Still, there’s a lot of uncertainty among human resources professionals. According to a survey done in March for the New York-based American Management Association International, more than a third of HR professionals said they were unfamiliar with consumer-driven health plans. Nearly two-thirds didn’t know if the approach was right for their company.

What do employees think? It’s more complicated for them as well. It is easier for workers to estimate their health care costs under a system of fixed premiums and copayments. Still, Viles says her firm sees a growing acceptance. One large Virginia employer began offering a consumer-driven option and about 10 percent of its employees signed on. “That’s what we had estimated in terms of enrollment rate,” she says. “Nationally, what we’re seeing is that the second year is more than double the adoption rate of the first year.”

Proponents of consumer-driven plans say employees have lost touch with the actual costs of health care. If they control the dollars — even though the money comes from the employer-funded account — they’re more likely to seek care from a practitioner who charges less, such as a family practitioner or internist rather than a specialist. They’re more likely to ask whether a generic drug will work for them. They’ll want justification for the higher-priced MRI rather than the X-ray, the theory goes. In fact, that’s why some insurers are adding tiered copays to their fully insured HMO plans. If a patient must pay $15 more for a visit to a specialist’s office, he or she might go to the primary care doctor instead, says Viles.

Of course, the transition can be a challenge.
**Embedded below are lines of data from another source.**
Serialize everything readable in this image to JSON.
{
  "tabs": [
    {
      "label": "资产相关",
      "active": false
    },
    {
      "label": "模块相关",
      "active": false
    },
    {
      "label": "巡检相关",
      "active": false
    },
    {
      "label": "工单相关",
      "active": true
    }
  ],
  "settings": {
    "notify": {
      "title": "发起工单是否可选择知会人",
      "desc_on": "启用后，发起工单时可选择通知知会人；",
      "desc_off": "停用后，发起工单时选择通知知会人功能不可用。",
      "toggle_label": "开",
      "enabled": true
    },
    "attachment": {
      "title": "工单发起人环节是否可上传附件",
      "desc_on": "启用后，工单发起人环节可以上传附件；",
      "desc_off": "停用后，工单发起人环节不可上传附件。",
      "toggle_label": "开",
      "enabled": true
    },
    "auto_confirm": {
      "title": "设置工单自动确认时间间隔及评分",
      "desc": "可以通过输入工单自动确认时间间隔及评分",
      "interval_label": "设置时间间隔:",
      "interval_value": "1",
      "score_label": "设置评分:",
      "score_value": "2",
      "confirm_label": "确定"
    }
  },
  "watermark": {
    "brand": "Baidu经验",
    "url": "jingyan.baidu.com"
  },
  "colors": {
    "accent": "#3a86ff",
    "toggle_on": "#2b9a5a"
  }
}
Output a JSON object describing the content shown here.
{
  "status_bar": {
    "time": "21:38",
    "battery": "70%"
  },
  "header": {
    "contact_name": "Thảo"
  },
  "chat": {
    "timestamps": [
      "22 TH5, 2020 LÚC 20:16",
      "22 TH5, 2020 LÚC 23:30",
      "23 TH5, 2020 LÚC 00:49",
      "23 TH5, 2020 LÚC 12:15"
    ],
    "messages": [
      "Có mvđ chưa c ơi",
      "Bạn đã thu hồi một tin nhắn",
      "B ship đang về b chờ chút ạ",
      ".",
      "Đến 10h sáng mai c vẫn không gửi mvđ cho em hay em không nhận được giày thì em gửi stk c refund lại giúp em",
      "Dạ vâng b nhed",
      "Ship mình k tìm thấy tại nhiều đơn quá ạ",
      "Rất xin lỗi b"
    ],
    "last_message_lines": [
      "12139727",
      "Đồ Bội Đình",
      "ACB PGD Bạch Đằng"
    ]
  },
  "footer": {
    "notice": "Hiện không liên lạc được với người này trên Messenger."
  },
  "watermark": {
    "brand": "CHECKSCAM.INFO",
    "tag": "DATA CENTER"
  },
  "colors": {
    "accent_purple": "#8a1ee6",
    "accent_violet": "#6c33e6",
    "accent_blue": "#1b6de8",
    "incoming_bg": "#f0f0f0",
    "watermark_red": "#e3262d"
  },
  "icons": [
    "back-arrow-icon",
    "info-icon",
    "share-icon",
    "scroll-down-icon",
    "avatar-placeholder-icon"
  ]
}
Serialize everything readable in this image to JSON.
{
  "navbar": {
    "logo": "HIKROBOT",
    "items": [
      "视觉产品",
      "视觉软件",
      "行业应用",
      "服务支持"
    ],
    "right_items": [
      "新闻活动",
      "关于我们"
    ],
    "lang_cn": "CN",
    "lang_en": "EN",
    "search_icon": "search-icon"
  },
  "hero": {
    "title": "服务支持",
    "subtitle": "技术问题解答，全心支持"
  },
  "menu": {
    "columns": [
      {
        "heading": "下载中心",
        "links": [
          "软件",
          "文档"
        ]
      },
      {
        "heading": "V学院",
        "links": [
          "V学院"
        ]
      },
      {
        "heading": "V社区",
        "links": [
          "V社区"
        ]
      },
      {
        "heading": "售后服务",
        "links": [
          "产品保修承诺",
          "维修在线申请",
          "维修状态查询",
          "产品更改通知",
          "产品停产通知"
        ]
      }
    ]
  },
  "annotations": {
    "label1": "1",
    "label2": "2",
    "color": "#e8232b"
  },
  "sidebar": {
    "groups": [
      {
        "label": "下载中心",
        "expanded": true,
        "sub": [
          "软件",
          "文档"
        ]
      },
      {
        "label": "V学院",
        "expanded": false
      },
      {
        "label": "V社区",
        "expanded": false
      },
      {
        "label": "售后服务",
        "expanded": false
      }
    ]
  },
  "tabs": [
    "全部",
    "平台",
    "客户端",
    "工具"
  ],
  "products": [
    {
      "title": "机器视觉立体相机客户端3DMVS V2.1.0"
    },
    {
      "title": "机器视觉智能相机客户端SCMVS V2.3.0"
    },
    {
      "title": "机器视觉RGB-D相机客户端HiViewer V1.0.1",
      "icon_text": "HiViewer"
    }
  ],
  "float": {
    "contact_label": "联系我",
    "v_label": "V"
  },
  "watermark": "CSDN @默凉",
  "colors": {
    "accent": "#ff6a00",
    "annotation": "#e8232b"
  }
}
Human resources personnel have to learn the system and then explain it to workers, who may have enjoyed the relative simplicity of low copays of traditional managed care. “The employer and their human resources people have to be behind the products,” says Terri Flagg, Anthem’s vice president/product management. And companies have to be careful that they lay out the risk. Once an employee has spent all the money in the health account, that employee is responsible for the difference until the high deductible insurance kicks in. “The fear is that you get people enrolled and they don’t understand them,” says Flagg.
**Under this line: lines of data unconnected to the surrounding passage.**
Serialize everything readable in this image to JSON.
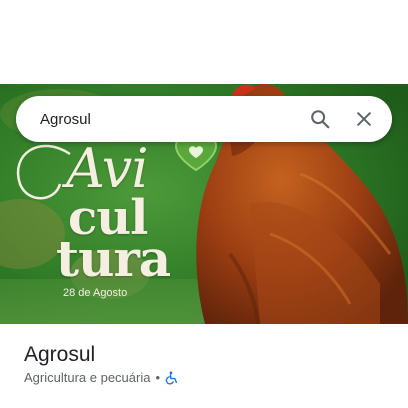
{
  "search": {
    "query": "Agrosul",
    "search_icon": "search-icon",
    "close_icon": "close-icon"
  },
  "hero": {
    "line1": "Avi",
    "line2": "cul",
    "line3": "tura",
    "date": "28 de Agosto",
    "accent_color": "#2f7a26"
  },
  "place": {
    "name": "Agrosul",
    "category": "Agricultura e pecuária",
    "separator": "•",
    "accessibility_icon": "wheelchair-accessible-icon",
    "accessibility_color": "#1a73e8"
  }
}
Employees also need ongoing access to information to help them make health-related decisions. Most insurance companies now offer some online tools, either their own or in conjunction with a well-known medical provider, such as the Mayo Clinic. Anthem Blue Cross and Blue Shield, for example, rolled out two new online support tools in April — one to help patients select the hospital that best meets their criteria for a certain procedure and one to help patients wend their way through treatment options. They’re both intuitive, customizable online programs that provide consumer-friendly add-ons such as a checklist of questions to ask your provider.
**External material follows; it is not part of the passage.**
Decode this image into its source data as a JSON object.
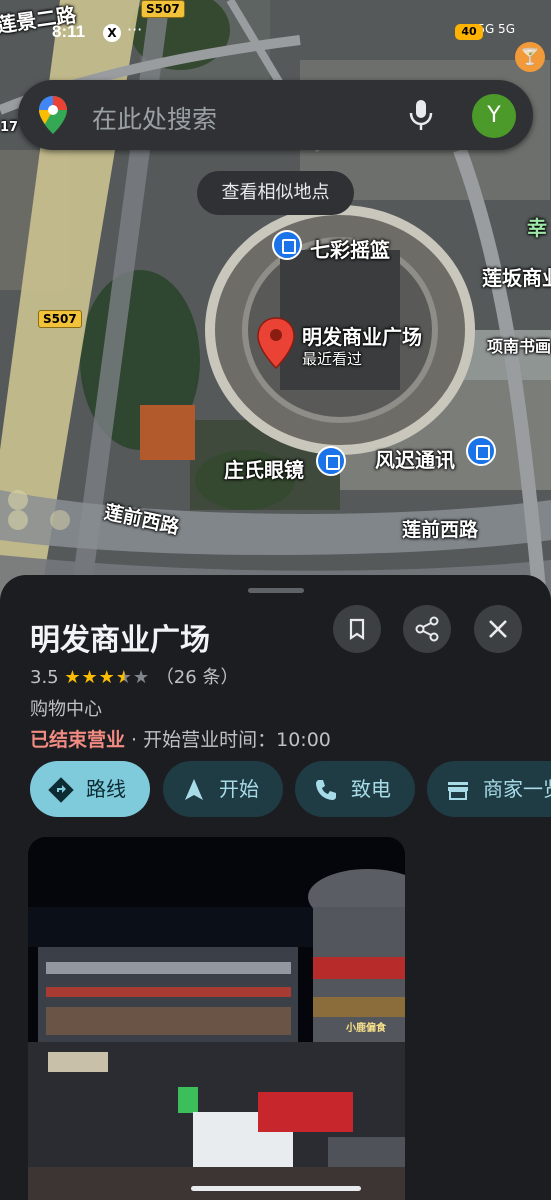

A question that critics of consumer-driven plans raise is the possibility that healthy employees will see the most savings, but leave employees who need to stay in traditional insurance pools to face higher premiums. That’s possible. But carriers who offer consumer plans, especially those who typically offer several package options to an employer, say they’re still spreading the risk. “We blend the range of options together for rating and experience,” says Brian Corbey, Southern Health.

Mercer’s McCarthy says employees with chronic health conditions are enrolling in consumer-driven plans. “The theory is that those people understand their condition, know it’s long term and are hungry for information and knowledge about it. These people are better able than most to predict their health care expenditures.”

Predicting costs takes time, says Flagg. “You have to look at the savings and impact over a three-year period,” she says. In some cases, employers could end up paying more for some people. So consumer-driven plans might not work for everyone. But if health care costs continue to rise at double-digit rates, industry watchers expect the acceptance rate to soar. And people like Sentara’s Viles will probably find her audiences more engrossed than skeptical.